In Holmes, the Sixth Circuit explained why the granting of new trial motions on the ground that the verdict was against the weight of the evidence are disfavored and, as such, strictly scrutinized:
Where no undesirable or pernicious element has occurred or been introduced into the trial and the trial judge nonetheless grants a new trial on the ground that the verdict was against the weight of the evidence, the trial judge in negating the jury's verdict has, to some extent at least, substituted his judgment of the facts and the credibility of the witnesses for that of the jury. Such an action effects a denigration of the jury system and to the extent that new trials are granted the judge takes over, if he does not usurp, the prime functions of the jury as the trier of the facts. (Citations omitted).

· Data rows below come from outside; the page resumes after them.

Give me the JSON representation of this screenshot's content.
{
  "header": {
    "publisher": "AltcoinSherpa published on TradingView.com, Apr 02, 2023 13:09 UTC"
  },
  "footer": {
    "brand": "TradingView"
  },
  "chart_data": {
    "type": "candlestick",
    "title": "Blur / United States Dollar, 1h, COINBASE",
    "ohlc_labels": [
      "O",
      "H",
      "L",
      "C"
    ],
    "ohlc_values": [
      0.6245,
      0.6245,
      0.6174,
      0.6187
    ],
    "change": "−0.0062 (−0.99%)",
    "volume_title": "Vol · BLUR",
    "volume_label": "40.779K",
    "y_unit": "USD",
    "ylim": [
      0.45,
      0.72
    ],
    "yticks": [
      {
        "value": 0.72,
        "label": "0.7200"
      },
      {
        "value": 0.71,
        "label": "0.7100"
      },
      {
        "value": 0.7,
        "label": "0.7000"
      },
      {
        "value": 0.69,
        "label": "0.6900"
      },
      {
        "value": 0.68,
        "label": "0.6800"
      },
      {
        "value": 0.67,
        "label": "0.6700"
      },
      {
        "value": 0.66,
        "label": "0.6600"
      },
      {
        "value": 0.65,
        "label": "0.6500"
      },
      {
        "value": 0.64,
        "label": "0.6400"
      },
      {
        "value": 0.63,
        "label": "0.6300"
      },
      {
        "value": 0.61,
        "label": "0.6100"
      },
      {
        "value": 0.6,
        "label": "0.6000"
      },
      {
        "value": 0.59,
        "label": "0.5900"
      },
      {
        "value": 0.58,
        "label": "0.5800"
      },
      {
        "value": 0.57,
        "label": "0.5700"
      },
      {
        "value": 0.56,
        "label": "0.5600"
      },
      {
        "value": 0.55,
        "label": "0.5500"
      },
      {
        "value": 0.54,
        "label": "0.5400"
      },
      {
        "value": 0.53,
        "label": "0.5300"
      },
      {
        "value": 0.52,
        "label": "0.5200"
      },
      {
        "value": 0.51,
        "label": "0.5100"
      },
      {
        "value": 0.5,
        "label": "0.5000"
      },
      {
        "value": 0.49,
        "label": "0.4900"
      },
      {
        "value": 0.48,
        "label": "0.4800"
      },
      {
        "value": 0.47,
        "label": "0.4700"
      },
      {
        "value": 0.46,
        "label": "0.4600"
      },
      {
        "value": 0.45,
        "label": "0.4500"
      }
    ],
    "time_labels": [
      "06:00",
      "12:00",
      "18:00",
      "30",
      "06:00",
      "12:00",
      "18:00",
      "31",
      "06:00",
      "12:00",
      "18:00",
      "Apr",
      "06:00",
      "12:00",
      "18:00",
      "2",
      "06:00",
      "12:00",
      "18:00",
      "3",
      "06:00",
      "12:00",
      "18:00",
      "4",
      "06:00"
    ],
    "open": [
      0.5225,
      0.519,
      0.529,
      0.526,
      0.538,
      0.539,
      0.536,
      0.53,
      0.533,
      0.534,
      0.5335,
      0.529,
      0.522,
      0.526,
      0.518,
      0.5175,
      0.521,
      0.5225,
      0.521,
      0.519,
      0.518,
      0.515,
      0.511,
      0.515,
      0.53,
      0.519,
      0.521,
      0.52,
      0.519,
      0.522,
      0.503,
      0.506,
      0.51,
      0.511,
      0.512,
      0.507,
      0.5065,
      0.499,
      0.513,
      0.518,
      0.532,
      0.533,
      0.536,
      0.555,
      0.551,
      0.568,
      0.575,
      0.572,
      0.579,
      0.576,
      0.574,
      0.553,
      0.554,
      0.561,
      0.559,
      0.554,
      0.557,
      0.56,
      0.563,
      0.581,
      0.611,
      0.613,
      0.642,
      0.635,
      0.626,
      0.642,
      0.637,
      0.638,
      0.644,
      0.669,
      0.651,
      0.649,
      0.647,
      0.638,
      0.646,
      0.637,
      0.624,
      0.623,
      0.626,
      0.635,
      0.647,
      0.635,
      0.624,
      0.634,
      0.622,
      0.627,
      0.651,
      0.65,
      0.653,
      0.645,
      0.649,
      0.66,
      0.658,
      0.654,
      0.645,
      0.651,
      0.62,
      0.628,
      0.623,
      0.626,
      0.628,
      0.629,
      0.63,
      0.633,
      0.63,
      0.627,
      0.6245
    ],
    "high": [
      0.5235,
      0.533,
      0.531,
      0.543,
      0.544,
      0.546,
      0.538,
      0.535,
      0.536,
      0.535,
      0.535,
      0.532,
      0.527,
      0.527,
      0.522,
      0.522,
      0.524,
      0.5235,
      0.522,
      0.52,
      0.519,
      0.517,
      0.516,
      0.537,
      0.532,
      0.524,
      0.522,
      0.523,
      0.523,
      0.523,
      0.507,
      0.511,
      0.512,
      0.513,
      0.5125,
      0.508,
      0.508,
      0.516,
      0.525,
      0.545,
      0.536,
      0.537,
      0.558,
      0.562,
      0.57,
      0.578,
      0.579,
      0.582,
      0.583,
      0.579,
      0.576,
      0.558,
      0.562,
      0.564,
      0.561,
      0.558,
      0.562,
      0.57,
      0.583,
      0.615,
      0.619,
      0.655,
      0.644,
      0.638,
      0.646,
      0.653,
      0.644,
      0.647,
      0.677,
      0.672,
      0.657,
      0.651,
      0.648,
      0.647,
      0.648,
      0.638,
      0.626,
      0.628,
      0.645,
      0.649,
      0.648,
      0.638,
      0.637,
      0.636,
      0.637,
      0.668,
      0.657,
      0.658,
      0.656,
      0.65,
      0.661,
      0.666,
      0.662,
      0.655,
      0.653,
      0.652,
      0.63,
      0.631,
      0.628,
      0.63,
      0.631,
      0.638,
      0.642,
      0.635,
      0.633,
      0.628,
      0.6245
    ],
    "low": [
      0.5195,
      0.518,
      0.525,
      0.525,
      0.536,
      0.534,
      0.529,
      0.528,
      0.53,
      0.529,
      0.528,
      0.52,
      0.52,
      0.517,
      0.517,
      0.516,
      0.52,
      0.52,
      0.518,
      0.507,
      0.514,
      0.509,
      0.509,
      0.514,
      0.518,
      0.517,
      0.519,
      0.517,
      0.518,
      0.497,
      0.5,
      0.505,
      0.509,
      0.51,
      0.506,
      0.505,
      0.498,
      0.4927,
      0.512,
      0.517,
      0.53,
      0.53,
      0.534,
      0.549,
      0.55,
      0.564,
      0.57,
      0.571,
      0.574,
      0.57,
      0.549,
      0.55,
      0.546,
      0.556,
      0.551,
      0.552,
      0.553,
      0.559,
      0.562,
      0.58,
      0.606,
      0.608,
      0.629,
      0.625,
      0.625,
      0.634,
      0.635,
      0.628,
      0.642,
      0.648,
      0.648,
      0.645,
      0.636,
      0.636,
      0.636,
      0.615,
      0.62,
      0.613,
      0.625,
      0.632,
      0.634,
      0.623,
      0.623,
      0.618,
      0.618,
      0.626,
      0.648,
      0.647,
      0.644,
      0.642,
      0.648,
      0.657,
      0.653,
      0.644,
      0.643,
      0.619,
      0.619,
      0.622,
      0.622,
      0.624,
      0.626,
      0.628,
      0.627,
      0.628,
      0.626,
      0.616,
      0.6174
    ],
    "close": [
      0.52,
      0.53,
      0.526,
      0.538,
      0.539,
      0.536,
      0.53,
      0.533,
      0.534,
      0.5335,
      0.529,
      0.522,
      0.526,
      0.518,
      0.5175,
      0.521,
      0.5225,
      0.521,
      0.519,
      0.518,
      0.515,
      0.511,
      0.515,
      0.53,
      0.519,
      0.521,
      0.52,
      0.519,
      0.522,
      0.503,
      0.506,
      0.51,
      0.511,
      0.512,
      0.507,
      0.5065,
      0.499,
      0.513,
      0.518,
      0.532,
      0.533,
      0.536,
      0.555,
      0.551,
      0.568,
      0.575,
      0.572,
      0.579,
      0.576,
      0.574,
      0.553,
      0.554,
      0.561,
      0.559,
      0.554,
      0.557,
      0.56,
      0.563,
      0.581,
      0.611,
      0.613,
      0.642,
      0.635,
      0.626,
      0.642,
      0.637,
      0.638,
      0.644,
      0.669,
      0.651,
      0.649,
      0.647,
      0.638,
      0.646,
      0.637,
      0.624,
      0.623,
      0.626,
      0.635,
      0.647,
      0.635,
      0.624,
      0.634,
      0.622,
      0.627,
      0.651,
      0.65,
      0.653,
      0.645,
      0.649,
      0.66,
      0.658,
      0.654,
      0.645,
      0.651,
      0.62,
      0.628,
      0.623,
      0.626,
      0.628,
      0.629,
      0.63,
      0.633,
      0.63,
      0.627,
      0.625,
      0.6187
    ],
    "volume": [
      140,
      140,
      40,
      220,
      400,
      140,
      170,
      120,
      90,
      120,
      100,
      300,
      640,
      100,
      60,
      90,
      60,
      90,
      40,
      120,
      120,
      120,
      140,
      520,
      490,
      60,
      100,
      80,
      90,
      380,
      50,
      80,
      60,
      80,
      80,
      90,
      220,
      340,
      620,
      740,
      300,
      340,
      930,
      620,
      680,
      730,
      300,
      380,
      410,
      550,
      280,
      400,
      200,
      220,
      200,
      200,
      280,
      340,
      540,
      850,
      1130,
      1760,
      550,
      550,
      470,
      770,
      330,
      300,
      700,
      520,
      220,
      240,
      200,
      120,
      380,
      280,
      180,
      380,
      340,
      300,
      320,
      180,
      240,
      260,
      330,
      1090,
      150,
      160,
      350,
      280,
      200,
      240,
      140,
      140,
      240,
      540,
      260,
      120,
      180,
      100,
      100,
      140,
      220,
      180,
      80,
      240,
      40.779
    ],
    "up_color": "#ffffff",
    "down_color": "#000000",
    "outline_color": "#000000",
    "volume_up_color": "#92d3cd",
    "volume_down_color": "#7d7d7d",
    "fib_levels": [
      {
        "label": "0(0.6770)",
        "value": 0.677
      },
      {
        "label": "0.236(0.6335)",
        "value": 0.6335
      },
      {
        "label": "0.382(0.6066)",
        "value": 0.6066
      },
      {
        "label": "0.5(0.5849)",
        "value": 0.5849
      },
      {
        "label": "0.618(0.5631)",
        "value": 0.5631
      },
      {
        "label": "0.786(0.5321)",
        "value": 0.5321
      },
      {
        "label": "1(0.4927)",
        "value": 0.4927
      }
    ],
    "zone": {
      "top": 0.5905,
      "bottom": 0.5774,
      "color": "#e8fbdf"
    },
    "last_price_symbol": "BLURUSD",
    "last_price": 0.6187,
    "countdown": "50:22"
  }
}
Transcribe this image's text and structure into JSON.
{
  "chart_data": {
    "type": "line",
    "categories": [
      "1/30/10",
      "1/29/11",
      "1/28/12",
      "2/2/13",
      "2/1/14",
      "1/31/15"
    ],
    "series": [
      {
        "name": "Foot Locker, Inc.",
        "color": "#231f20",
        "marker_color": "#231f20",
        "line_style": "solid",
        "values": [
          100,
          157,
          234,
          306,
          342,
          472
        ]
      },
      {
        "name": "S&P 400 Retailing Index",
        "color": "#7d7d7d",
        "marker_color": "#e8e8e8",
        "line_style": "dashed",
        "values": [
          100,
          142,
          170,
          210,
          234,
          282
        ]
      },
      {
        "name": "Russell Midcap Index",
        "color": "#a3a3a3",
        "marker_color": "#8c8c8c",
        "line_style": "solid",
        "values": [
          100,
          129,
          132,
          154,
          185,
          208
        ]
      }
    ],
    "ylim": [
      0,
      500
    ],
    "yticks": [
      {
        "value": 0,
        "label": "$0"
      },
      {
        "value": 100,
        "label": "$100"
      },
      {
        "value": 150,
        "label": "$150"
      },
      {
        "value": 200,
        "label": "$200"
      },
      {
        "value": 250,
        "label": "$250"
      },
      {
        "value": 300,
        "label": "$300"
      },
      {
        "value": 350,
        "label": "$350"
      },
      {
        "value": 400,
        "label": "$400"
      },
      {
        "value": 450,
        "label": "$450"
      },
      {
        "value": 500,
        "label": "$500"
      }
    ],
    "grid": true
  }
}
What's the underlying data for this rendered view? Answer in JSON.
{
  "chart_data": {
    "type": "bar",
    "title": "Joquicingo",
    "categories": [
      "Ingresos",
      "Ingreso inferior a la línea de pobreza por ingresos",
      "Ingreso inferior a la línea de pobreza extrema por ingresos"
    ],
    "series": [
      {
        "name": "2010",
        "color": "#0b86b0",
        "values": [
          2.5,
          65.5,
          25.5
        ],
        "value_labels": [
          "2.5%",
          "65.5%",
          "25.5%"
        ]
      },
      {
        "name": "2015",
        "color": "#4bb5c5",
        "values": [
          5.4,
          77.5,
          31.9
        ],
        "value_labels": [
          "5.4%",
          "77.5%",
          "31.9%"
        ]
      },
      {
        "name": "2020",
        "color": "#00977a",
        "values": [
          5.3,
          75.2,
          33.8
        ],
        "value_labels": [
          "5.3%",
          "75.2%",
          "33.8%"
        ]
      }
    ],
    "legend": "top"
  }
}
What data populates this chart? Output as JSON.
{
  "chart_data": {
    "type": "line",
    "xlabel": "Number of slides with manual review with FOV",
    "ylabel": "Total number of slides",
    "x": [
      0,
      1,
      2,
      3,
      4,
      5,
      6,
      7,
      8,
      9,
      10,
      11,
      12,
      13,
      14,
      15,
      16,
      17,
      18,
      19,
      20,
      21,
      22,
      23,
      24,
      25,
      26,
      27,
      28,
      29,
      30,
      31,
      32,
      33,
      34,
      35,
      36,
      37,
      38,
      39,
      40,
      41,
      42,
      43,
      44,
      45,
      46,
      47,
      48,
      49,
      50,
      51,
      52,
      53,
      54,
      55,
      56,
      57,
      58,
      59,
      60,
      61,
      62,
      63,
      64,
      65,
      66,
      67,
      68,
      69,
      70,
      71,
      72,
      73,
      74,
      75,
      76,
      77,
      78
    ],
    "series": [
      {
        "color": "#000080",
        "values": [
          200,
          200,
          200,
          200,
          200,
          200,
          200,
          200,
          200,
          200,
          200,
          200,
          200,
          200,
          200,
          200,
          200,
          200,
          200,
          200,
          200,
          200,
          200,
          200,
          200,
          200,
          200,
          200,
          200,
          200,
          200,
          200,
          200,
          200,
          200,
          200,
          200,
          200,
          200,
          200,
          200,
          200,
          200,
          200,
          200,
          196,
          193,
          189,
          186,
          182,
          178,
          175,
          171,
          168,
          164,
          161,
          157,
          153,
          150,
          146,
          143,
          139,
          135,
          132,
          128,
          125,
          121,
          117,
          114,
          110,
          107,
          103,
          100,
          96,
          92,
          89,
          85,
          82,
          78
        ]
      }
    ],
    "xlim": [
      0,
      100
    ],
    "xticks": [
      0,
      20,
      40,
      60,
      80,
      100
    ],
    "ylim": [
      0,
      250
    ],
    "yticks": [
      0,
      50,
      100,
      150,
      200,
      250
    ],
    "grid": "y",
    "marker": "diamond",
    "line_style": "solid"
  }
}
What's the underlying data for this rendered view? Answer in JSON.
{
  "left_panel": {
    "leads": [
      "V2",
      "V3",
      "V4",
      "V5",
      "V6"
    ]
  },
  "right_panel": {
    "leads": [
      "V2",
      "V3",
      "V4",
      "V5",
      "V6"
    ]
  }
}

Accordingly, this Circuit has determined that a jury's verdict should not be overturned as being against the weight of the evidence unless that verdict was unreasonable.Id.
As indicated above, the jury's verdict in this case is one that could reasonably have been reached based upon the evidence presented at trial. Therefore, Plaintiff's alternative motion for partial new trial cannot be sustained.
CONCLUSION
For all of the foregoing reasons,IT IS HEREBY ORDERED that Plaintiff's "Motion for Partial Judgment Notwithstanding the Verdict" and his alternative "Motion for Partial New Trial" are DENIED.